Colombia’s literary pedigree ranks it among the world’s finest. During the colonial period, Spanish settlers wrote chronicles of conquest and religious devotion. Gonzalo Jiménez de Quesada, who founded Bogotá and led a disastrous expedition to find El Dorado, wrote of the conquest of the Muiscas in El Antijovio (1567). Juan Rodríguez Freyle, a Spanish priest, wrote extensively about colonial life in early Bogotá in El Carnero (The Sheep) in 1638.

Post-independence, Juan José Nieto wrote Ingermina, o la hija de Calamar (Ingermina, or the Child of Calamar) in 1844, a novel about the conquest of the Calamar Indians. In the late 19th and 20th century, the costumbrismo genre, a colorful depiction of peasant life and criticism of the government, was led by authors like Eugenio Díaz, Candelario Obeso, and Jorge Isaacs. In Risaralda (1936), Bernardo Arías Trujillo explores the lives of Afro-Colombians, their connection with the land and struggle with white dominance.
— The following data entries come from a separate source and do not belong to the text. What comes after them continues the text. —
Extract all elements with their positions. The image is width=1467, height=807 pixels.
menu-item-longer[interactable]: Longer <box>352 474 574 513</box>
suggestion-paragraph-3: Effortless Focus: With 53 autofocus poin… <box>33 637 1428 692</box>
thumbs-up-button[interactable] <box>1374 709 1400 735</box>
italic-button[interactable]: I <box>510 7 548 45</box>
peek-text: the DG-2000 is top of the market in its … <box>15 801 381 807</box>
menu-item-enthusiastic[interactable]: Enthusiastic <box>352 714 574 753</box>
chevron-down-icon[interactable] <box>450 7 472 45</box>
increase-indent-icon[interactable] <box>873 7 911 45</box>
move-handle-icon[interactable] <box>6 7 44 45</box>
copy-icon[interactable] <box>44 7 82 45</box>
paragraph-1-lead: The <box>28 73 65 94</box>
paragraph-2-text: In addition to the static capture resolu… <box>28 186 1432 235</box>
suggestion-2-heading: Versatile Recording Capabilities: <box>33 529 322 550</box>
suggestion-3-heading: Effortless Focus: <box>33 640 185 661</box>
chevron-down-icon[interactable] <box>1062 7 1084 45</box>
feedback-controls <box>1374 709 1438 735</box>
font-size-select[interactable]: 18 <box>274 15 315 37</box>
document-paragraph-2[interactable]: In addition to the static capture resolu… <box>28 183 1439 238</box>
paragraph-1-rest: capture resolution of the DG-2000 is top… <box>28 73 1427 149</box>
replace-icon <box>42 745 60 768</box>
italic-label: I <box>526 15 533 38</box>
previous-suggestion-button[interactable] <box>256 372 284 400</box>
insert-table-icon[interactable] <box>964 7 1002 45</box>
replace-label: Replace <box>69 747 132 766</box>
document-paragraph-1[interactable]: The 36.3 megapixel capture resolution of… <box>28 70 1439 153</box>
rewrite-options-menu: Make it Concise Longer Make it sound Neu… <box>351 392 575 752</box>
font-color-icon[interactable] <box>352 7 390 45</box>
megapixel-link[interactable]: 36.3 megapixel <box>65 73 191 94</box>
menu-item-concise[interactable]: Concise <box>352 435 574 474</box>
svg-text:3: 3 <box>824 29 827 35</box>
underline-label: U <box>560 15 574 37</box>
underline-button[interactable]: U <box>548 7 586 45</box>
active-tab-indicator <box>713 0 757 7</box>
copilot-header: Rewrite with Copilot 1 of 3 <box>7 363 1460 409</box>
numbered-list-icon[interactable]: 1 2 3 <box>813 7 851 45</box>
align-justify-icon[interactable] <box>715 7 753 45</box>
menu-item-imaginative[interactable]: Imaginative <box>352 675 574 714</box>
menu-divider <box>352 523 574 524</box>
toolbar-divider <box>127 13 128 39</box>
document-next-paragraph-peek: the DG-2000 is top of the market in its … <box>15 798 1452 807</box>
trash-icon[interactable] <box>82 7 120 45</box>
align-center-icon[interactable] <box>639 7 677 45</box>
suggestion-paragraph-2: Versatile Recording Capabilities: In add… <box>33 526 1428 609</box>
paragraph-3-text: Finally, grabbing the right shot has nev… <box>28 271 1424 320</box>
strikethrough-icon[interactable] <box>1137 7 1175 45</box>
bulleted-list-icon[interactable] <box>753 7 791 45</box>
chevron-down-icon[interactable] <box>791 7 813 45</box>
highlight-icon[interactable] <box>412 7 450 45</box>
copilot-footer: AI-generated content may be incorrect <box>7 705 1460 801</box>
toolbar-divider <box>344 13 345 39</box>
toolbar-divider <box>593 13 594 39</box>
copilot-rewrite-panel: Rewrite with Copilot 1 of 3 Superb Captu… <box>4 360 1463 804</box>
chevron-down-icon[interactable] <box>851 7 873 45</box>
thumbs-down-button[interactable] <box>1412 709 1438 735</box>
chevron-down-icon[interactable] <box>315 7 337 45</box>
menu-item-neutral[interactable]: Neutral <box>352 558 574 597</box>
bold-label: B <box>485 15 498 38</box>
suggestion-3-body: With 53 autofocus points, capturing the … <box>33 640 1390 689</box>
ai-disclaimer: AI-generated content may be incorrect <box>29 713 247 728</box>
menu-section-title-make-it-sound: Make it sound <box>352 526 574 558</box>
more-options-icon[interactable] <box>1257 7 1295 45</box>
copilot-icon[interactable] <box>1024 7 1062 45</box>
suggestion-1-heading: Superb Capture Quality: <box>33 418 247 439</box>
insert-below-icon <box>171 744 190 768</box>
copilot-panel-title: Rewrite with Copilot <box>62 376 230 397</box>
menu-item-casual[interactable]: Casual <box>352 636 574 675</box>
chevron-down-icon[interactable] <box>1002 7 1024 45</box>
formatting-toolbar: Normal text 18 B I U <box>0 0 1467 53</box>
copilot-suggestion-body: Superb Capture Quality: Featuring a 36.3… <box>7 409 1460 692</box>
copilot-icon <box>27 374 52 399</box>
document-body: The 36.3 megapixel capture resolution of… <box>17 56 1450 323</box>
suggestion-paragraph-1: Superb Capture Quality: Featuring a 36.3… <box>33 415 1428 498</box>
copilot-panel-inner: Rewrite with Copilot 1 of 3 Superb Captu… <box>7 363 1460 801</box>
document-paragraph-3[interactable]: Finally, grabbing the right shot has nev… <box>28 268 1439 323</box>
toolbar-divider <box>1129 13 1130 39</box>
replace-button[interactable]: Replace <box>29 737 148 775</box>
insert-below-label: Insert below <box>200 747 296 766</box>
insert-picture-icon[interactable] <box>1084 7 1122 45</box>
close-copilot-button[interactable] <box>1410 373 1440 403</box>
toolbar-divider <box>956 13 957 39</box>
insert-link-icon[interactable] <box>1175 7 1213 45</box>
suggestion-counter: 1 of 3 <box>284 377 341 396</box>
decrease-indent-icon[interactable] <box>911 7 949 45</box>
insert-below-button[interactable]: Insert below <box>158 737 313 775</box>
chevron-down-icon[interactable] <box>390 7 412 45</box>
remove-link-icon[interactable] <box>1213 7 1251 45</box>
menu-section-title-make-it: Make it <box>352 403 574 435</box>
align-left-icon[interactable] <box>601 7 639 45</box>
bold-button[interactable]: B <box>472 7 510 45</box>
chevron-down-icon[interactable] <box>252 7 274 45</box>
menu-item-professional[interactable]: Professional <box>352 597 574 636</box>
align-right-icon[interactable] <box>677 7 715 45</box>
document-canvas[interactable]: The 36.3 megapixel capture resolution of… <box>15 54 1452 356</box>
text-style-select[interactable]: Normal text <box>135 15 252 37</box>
Perhaps Colombia’s greatest contribution to the literary world is the invention of magico realismo (magical realism). This is the form of writing where elements of magic or fantasy appear in otherwise realistic fiction. The 1967 publication of Cien años de soledad (One Hundred Years of Solitude) by Gabriel García Márquez changed Colombian and Latin American literature forever. García Márquez went on to win the Nobel Prize for Literature in 1982, and he is credited with kicking off the Latin American boom that exported literature from the region around the world. Other notable works closely examined life, love, and politics in Colombia, such as 1975’s El otoño del patriarca (The Autumn of the Patriarch), 1981’s Crónica de una muerte anunciada (Chronicle of a Death Foretold), and El amor en los tiempos de cólera (Love in the Time of Cholera), 1985. Other notable modern Colombian writers include Laura Restrepo, whose novel Delirium (2004) describes the effect of violence on the individual and a society, and Juan Gabriel Vásquez, whose novel The Informers (2008) is a thriller about corruption in the second half of the 20th century.

Travel writing has also made its mark here. The Fruit Palace (1986) by Charles Nicholl is a true account of a journalist’s quest for a great story about cocaine, based primarily in Santa Marta. Wade Davis details two generations of Amazon explorers in One River: Explorations and Discoveries in the Amazonian Rain Forest (2010). And Ramon Chao’s The Train of Ice and Fire (2010) chronicles his son, musician Manu Chao, and his band as they reconstruct an old passenger train and journey into Colombia’s violent countryside.